Santoso Joseph T, Lucci Joseph A, Coleman Robert L, Schafer Ilona, Hannigan Edward V
University of Tennessee Cancer Institute, Memphis 38104, USA.
Cancer Chemother Pharmacol. 2003 Jul;52(1):13-8. doi: 10.1007/s00280-003-0620-1. Epub 2003 Apr 29.
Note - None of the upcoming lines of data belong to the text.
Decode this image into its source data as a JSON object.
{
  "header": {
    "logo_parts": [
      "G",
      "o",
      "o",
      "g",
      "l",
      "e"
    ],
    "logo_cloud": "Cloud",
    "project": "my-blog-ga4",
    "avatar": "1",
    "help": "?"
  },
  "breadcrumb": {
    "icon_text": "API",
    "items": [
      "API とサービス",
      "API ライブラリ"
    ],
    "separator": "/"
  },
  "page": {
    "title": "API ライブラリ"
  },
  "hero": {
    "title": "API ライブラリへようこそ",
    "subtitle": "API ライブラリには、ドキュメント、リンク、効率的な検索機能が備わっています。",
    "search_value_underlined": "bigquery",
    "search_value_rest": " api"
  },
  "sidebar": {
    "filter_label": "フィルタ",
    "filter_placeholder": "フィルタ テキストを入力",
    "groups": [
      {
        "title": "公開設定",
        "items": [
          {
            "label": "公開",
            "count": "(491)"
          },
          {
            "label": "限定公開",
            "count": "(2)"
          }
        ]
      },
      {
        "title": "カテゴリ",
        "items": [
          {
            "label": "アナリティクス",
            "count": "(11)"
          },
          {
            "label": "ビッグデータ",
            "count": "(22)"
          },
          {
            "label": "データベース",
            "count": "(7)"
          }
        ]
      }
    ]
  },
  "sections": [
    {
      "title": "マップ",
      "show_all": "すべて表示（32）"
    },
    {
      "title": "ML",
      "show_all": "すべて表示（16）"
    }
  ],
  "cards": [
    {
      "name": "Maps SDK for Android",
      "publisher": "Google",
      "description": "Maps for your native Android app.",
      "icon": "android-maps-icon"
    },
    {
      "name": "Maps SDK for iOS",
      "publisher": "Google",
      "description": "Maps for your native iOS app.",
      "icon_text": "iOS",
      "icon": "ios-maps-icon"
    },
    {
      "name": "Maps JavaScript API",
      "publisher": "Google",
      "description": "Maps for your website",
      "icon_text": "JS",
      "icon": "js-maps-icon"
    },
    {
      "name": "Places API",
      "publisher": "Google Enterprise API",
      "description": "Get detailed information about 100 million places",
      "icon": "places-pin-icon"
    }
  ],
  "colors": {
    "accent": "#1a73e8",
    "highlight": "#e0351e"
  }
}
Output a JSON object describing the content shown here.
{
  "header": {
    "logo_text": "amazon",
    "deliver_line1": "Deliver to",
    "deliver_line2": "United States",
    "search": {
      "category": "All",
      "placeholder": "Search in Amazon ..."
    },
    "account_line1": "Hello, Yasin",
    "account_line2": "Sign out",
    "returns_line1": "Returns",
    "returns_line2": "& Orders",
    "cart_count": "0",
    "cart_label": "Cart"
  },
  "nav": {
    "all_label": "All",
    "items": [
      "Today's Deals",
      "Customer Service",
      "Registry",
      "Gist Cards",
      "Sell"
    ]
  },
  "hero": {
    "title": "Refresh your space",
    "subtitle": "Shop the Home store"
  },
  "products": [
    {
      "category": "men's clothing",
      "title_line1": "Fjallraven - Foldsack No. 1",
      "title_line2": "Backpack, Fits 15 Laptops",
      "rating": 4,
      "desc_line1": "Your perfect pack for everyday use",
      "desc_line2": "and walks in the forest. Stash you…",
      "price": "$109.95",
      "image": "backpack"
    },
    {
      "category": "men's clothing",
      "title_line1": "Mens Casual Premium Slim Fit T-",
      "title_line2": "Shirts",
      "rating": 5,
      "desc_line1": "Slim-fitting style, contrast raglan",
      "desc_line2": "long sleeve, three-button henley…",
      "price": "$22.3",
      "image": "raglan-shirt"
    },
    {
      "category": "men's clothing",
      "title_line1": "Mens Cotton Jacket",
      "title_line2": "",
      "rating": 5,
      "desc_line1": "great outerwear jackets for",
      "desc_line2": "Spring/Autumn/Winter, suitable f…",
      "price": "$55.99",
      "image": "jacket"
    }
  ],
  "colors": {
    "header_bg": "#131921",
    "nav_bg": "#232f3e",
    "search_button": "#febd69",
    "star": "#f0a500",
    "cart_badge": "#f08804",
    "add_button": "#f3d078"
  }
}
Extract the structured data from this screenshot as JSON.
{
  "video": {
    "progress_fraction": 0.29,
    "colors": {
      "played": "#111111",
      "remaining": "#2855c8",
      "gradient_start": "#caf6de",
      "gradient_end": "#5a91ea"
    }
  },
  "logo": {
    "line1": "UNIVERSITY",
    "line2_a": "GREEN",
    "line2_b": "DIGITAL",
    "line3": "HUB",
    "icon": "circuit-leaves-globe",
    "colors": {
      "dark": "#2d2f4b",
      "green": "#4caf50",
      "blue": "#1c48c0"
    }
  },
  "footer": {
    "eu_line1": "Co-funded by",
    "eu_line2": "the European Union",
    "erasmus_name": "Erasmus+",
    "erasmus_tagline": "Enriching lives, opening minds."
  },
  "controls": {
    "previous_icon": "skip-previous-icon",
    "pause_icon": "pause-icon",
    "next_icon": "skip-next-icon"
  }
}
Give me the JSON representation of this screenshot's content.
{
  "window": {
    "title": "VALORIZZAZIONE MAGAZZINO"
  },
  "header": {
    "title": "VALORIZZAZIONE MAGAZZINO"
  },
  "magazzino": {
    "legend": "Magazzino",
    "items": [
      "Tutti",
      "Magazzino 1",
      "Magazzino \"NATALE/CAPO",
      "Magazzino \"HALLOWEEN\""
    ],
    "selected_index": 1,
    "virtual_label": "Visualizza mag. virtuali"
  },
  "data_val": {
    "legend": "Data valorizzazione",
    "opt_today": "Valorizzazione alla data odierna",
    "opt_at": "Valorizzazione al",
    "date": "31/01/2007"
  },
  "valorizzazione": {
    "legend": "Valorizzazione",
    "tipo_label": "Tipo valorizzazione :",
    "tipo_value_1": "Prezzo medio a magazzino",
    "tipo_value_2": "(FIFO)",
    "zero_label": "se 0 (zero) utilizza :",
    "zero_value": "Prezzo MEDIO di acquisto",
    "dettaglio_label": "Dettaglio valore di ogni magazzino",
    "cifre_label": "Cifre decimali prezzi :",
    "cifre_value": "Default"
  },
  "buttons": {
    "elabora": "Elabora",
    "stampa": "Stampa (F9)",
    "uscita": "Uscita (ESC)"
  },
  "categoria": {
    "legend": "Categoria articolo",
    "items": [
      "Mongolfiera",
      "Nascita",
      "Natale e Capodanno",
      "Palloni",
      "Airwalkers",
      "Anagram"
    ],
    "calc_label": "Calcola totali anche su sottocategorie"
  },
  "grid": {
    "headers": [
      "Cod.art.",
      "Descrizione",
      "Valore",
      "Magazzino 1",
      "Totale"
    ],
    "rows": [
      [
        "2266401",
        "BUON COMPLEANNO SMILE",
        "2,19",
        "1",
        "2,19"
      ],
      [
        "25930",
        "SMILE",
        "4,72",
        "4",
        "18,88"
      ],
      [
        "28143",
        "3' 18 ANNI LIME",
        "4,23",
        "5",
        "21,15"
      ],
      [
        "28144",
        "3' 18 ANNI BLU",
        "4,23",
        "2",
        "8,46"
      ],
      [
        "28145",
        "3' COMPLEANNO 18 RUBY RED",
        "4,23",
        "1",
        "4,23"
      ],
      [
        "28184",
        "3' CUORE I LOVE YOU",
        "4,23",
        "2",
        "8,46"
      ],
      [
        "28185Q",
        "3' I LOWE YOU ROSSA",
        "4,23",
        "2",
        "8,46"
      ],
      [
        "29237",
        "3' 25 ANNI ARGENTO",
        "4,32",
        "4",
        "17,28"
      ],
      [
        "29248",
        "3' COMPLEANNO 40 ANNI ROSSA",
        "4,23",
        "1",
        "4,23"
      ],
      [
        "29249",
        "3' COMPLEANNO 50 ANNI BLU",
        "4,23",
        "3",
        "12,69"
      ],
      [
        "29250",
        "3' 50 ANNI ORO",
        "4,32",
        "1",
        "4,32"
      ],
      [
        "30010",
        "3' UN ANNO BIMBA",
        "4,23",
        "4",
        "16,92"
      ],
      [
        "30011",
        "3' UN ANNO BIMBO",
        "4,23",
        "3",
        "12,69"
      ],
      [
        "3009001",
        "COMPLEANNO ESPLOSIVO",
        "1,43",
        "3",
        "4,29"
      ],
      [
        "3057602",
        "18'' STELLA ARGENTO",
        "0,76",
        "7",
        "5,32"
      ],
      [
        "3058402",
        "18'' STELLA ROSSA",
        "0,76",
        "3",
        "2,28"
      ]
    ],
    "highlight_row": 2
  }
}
To determine which hydration (saline, saline + mannitol, or saline + furosemide) is associated with least cisplatin nephrotoxicity.
We randomized 49 women who received cisplatin (75 mg/m(2) every 3 weeks) into one of the three hydration arms. The 24-h creatinine clearance was measured before and on day 6 after cisplatin infusion. The patients of each arm received 2 l of saline hydration. In the saline + furosemide arm, 40 mg of furosemide was given after hydration. In the saline + mannitol arm, 50 g of mannitol was mixed with the cisplatin.
For the first cycle of chemotherapy, 15 women were randomized to saline, 17 to saline + furosemide, and 17 to saline + mannitol. For each group, the creatinine clearances before cisplatin infusion were (means+/-SD, milliliters per minute) 84.5+/-26.8, 82.5+/-24.0 and 87.4+/-25.6, and after cisplatin infusion were 79.1+/-31.9, 68.7+/-21.5, and 56.4+/-22.9, respectively. The decreases in creatinine clearance were similar between the saline group and the saline + furosemide group ( P=0.66), but different between the saline + mannitol group and the saline group ( P=0.02) or the saline + furosemide group ( P=0.02). As each woman received multiple courses of cisplatin, 15 who received saline contributed 41 paired datasets, 17 who received saline + furosemide contributed 49 paired datasets, and 17 who received saline + mannitol contributed 36 paired datasets showed similar patterns.
Hydration with saline or saline + furosemide appears to be associated with less cisplatin nephrotoxicity than saline + mannitol.
确定哪种水化方式(生理盐水、生理盐水+甘露醇或生理盐水+呋塞米)与顺铂肾毒性最小相关。
我们将49例接受顺铂治疗(每3周75mg/m²)的女性随机分为三个水化组之一。在顺铂输注前及输注后第6天测量24小时肌酐清除率。每组患者均接受2升生理盐水水化。在生理盐水+呋塞米组,水化后给予40mg呋塞米。在生理盐水+甘露醇组,50g甘露醇与顺铂混合。
在第一个化疗周期中,15名女性被随机分配至生理盐水组,17名至生理盐水+呋塞米组,17名至生理盐水+甘露醇组。对于每组,顺铂输注前的肌酐清除率(均值±标准差,毫升/分钟)分别为84.5±26.8、82.5±24.0和87.4±25.6,顺铂输注后的肌酐清除率分别为79.1±31.9、68.7±21.5和56.4±22.9。生理盐水组和生理盐水+呋塞米组之间肌酐清除率的下降相似(P = 0.66),但生理盐水+甘露醇组与生理盐水组(P = 0.02)或生理盐水+呋塞米组(P = 0.02)之间不同。由于每位女性接受多个顺铂疗程,接受生理盐水的15名患者贡献了41对数据集,接受生理盐水+呋塞米的17名患者贡献了49对数据集,接受生理盐水+甘露醇的17名患者贡献了36对数据集,显示出相似的模式。
与生理盐水+甘露醇相比,生理盐水或生理盐水+呋塞米水化似乎与较小的顺铂肾毒性相关。